Planting the Seed for Science Education in the Virgin Islands
This April WTJX is leveraging its unique natural environment in the US Virgin Islands to engage local children and families in STEM-themed activities as part of PBS KIDS' Explore the Outdoors initiative.
On St. Thomas, and building on many of the biotechnology themes featured in WILD KRATTS, WTJX’s Metamorphosis Project engaged students at Joseph Gomez Elementary School in studying the metamorphosis of a butterfly. Caterpillars and food were installed in the classroom for students to see the metamorphosis of the local frangipani caterpillar over a two-week period. WTJX worked via technology infusion to capture this process on film so that the students can share the findings with other classrooms and schools. To complement the in-class activity, students also attended a field trip to the Butterfly Garden Park to learn about metamorphosis and to see the various stages of a variety of butterflies. Students were then taken to St. Thomas Radiology to observe the MRI imaging of the frangipani moth pupa. The Metamorphosis Project allowed students to explore animal activity and development in a habitat. Perhaps most importantly, it most likely enabled students to gain a better understanding of the school curriculum related to metamorphosis. Test scores and grades are expected soon to confirm this.

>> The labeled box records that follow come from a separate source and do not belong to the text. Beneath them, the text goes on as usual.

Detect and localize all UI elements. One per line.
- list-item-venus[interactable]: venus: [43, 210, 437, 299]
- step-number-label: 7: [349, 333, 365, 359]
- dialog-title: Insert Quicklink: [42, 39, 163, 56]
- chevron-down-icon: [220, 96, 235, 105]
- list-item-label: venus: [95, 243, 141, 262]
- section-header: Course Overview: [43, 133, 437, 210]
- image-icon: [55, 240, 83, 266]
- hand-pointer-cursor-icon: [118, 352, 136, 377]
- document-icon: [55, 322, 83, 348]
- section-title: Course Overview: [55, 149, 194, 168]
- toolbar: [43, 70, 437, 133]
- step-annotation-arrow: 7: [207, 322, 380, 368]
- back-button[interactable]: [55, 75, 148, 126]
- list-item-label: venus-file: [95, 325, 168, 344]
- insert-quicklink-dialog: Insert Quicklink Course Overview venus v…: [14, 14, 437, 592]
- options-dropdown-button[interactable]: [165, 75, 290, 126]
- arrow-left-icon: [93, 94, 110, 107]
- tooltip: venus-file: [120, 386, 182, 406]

Similarly, on St. Croix and St. John, WTJX’s Seedling Project engaged students in planting a community box garden in collaboration with the Department of Human Services Preschool Division and the Department of Agriculture. Kids had a blast planting 800 seedlings, each child with his/her very own pair of gardening gloves. Seedlings included basil, lettuce, arugula, spinach, and some tomato plants at Head Start locations. Produce harvested from the garden will be used to engage students in preparing meals. The Seedling Project helped children learn how science, the earth, micro-organisms and plant life co-exist, as well as tied into PBS KIDS and STEM curricula related to food groups, botany, agriculture and gardening techniques. Some students got a very real lesson in plant and animal life co-existence, as they had to erect barriers and fences to protect the plants from being eaten by local iguanas. The project also helped increase student participation at Head Start locations, and their ability to recognize various fruits and vegetables.
The Metamorphosis and Seedling Projects are two tangible ways WTJX is extending the STEM education mission and impact of PBS KIDS beyond broadcast to engage local families and a diverse group of community partners across the three main US Virgin Islands.